Staatskanzler (jovial):
Ah, guten Morgen mein lieber Kronsteiner! Wie ist das werte Befinden?
Sektionschef Kronsteiner (beflissen):
Danke der Nachfrage, Exzellenz, vorzüglich. Und selbst?
Staatskanzler:
Danke, danke … ich glaub’, wir können gar nicht genug klagen. Was gibt’s denn so Dringendes?
Kronsteiner:
Herr Vizekanzler, entschuldigen vielmals die Störung, aber es wär’ wegen dem » Fräulein Lieser « …
Vizekanzler:
Wegen wem?
Kronsteiner:
Wegen dem » Fräulein Lieser « …
Vizekanzler:
Ich kenn’ kein Fräulein Lieser.
Kronsteiner (unbeirrt):
… vom Klimt …
Staatskanzler (plötzlich interessiert):
Na, mein Lieber! Familienangelegenheiten?
Vizekanzler:
Mach Dich nicht lächerlich! (Zum Sektionschef.) Welches Fräulein Lieser?
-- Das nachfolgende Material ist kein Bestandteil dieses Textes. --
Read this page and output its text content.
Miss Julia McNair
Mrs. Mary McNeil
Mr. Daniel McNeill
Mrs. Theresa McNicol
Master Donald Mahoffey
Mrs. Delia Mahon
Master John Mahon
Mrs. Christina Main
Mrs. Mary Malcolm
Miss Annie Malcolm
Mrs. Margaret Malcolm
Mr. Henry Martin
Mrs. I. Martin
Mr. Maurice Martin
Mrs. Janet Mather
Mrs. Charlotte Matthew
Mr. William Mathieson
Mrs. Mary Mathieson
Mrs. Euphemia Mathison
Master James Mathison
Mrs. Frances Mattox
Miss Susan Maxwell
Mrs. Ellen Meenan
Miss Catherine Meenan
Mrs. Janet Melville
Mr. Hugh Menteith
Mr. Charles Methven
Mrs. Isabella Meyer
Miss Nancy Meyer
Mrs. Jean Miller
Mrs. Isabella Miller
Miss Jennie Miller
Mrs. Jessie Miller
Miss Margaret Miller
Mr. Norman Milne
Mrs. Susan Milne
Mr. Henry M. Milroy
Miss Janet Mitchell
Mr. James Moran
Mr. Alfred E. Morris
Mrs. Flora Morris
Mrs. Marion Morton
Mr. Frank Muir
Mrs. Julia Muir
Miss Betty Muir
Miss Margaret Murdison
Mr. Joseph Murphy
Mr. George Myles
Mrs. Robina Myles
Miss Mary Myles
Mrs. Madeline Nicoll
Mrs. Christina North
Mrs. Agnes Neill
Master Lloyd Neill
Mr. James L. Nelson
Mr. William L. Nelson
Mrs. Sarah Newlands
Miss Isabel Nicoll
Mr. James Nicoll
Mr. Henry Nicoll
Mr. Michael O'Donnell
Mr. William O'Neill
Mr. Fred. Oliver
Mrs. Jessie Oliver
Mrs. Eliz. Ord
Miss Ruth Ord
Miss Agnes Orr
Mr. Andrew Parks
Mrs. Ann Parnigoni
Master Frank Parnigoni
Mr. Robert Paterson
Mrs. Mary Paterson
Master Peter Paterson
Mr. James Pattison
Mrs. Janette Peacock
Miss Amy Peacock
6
Und welcher Klimt?
Kronsteiner (mit dem beflissenen Lächeln eine Vertreters des gebildeten Großbürgertums):
Es dreht sich um das » Fräulein Lieser « von Gustav Klimt …
Staatskanzler:
Ah, dem Maler! Warum sagen ’S das denn nicht gleich? — Der hat eine Nichte, die so heißt?
Kronsteiner:
Das » Fräulein Lieser « ist keine Nichte von Gustav Klimt, sondern ein Portrait, das Klimt 1917 gemalt, aber nicht fertiggestellt hat. Und das, nachdem es als verschollen galt, nach rund 100 Jahren, zum ersten Mal das Licht der Öffentlichkeit erblickt hat.
Staatskanzler:
Ah, ein Portrait! Na schau … Und dieses Portrait will er uns verkaufen, der Herr Klimt?
Kronsteiner (bemüht, seinen Unmut im Zaum zu halten):
Ein paar Untertanen haben eine Petition verfaßt, in der sie fordern, daß dieses Portrait nicht nur nicht ins Ausland verkauft werden darf, sondern daß es vom Staat erworben werden soll.
Staatskanzler:
Und wieviel will er dafür haben, der Klimt?
Kronsteiner (mit Nachdruck):
Gustav Klimt starb 1918. Die Verkäufer — die Erbengemeinschaft — erwartet sich zwischen 30 und 50 Millionen Euro.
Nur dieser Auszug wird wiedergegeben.